Netflix is still working hard to make up for failing its customers in the somewhat recent past (Qwikster ring a bell, anyone?), resulting in the wonderful olive branch of original content like the upcoming return of Arrested Development. But there’s more to be done, the company’s financial chief said today, which is why Netflix won’t be selling ads for its streaming site.
Back during that whole hilarious attempt at rebranding in 2011, which involved hiking prices, the company said it would take about three years to regain customers’ trust.
Netflix executive David Wells spoke at the JP Morgan tech conference today to that end, reports CNET, noting that while there are improvements in things like customers’ “likelihood to recommend” responses, “we still feel like there’s more recover to be had.”
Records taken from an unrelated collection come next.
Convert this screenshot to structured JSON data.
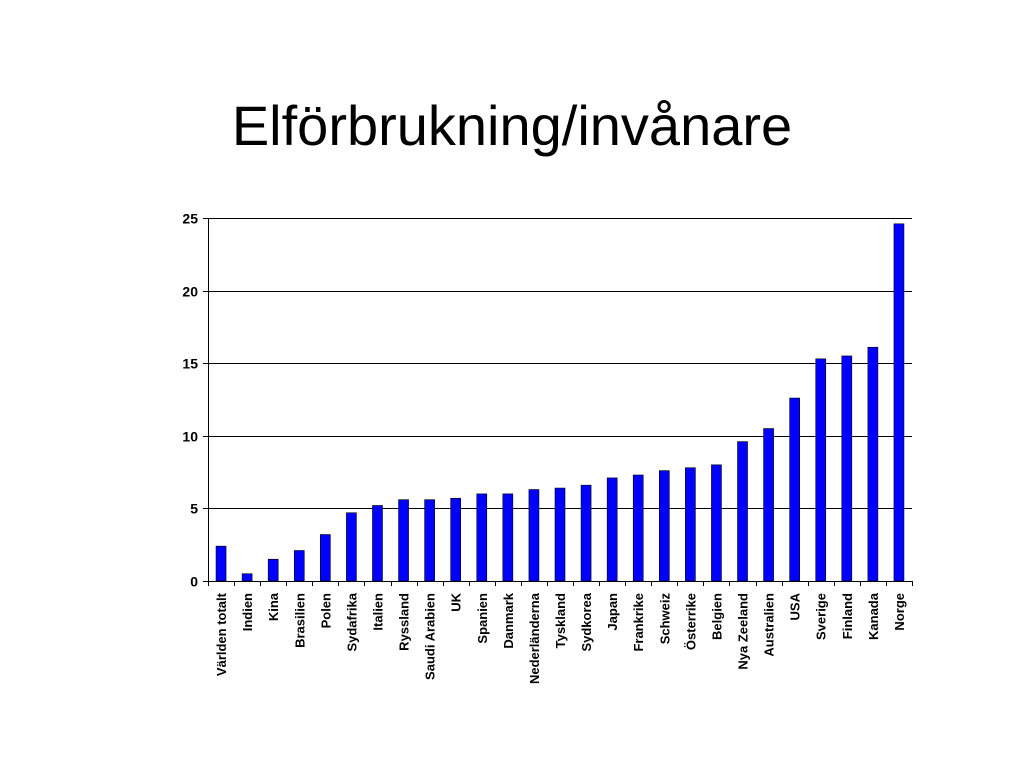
{
  "slide": {
    "title": "Elförbrukning/invånare"
  },
  "colors": {
    "bar": "#0000ff",
    "bar_outline": "#000000",
    "gridline": "#000000",
    "background": "#ffffff"
  },
  "chart_data": {
    "type": "bar",
    "title": "",
    "xlabel": "",
    "ylabel": "",
    "ylim": [
      0,
      25
    ],
    "yticks": [
      0,
      5,
      10,
      15,
      20,
      25
    ],
    "grid": true,
    "legend": "none",
    "categories": [
      "Världen totalt",
      "Indien",
      "Kina",
      "Brasilien",
      "Polen",
      "Sydafrika",
      "Italien",
      "Ryssland",
      "Saudi Arabien",
      "UK",
      "Spanien",
      "Danmark",
      "Nederländerna",
      "Tyskland",
      "Sydkorea",
      "Japan",
      "Frankrike",
      "Schweiz",
      "Österrike",
      "Belgien",
      "Nya Zeeland",
      "Australien",
      "USA",
      "Sverige",
      "Finland",
      "Kanada",
      "Norge"
    ],
    "values": [
      2.4,
      0.5,
      1.5,
      2.1,
      3.2,
      4.7,
      5.2,
      5.6,
      5.6,
      5.7,
      6.0,
      6.0,
      6.3,
      6.4,
      6.6,
      7.1,
      7.3,
      7.6,
      7.8,
      8.0,
      9.6,
      10.5,
      12.6,
      15.3,
      15.5,
      16.1,
      24.6
    ]
  }
}
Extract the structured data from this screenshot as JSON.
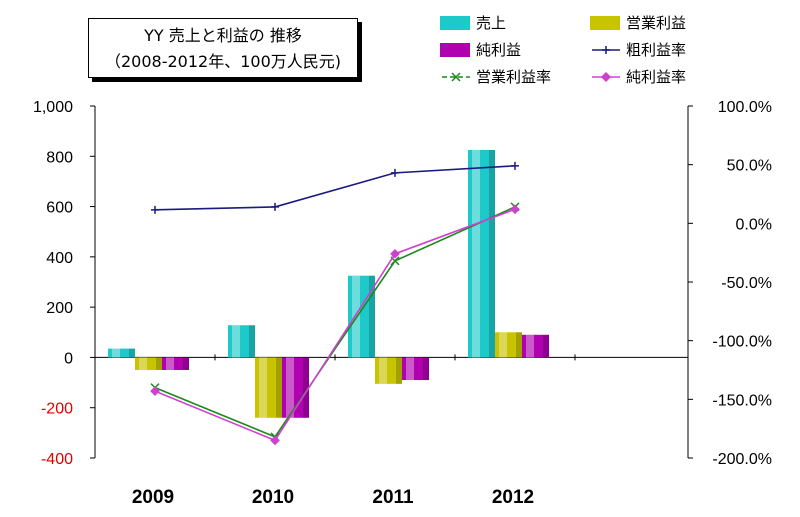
{
  "title": {
    "line1": "YY 売上と利益の 推移",
    "line2": "（2008-2012年、100万人民元)"
  },
  "legend": [
    {
      "label": "売上",
      "kind": "bar",
      "color": "#1ec9c9",
      "col": 0,
      "row": 0
    },
    {
      "label": "営業利益",
      "kind": "bar",
      "color": "#c8c400",
      "col": 1,
      "row": 0
    },
    {
      "label": "純利益",
      "kind": "bar",
      "color": "#b000b0",
      "col": 0,
      "row": 1
    },
    {
      "label": "粗利益率",
      "kind": "line",
      "color": "#1a1a80",
      "marker": "plus",
      "col": 1,
      "row": 1
    },
    {
      "label": "営業利益率",
      "kind": "line",
      "color": "#1a8a1a",
      "marker": "x",
      "dashed": true,
      "col": 0,
      "row": 2
    },
    {
      "label": "純利益率",
      "kind": "line",
      "color": "#d040d0",
      "marker": "diamond",
      "col": 1,
      "row": 2
    }
  ],
  "chart_data": {
    "type": "bar",
    "categories": [
      "2009",
      "2010",
      "2011",
      "2012"
    ],
    "series": [
      {
        "name": "売上",
        "axis": "left",
        "type": "bar",
        "color": "#1ec9c9",
        "values": [
          35,
          128,
          325,
          825
        ]
      },
      {
        "name": "営業利益",
        "axis": "left",
        "type": "bar",
        "color": "#c8c400",
        "values": [
          -50,
          -240,
          -105,
          100
        ]
      },
      {
        "name": "純利益",
        "axis": "left",
        "type": "bar",
        "color": "#b000b0",
        "values": [
          -50,
          -240,
          -90,
          90
        ]
      },
      {
        "name": "粗利益率",
        "axis": "right",
        "type": "line",
        "color": "#1a1a80",
        "values": [
          11.5,
          14,
          43,
          49
        ]
      },
      {
        "name": "営業利益率",
        "axis": "right",
        "type": "line",
        "color": "#1a8a1a",
        "values": [
          -140,
          -182,
          -32,
          14
        ]
      },
      {
        "name": "純利益率",
        "axis": "right",
        "type": "line",
        "color": "#d040d0",
        "values": [
          -143,
          -185,
          -26,
          12
        ]
      }
    ],
    "y_left": {
      "ylim": [
        -400,
        1000
      ],
      "ticks": [
        1000,
        800,
        600,
        400,
        200,
        0,
        -200,
        -400
      ],
      "tick_labels": [
        "1,000",
        "800",
        "600",
        "400",
        "200",
        "0",
        "-200",
        "-400"
      ]
    },
    "y_right": {
      "ylim": [
        -200,
        100
      ],
      "ticks": [
        100,
        50,
        0,
        -50,
        -100,
        -150,
        -200
      ],
      "tick_labels": [
        "100.0%",
        "50.0%",
        "0.0%",
        "-50.0%",
        "-100.0%",
        "-150.0%",
        "-200.0%"
      ]
    },
    "negative_label_color": "#e00000",
    "grid": false
  }
}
“We’re still mindful that any negative pricing things could set that fire off again,” Wells said.
And while everyone is assuming there’s a lot of money to be had in the Bluth family banana stand otherwise known as Arrested Development, as well as the well-received original miniseries House of Cards, even Wells isn’t sure how much that content will help boost subscribers, saying that the company expects it “will take multiple [original content] titles for there to be a real impact on net additions.”
One thing Netflix is willing to try is owning more pieces of a particular show, like the online rights and DVDs, instead of just one piece. For example, only Netflix can stream House of Cards, while Amazon is promoting the DVD for sale.
Netflix isn’t going to experiment with streaming live content like sports and concerts, however, and Wells has nixed the possibility of selling ads for the U.S. site. Whew.
“We did experiment with [ads] awhile ago in the past,” he said. “We felt like it was not conducive to the brand we have today.”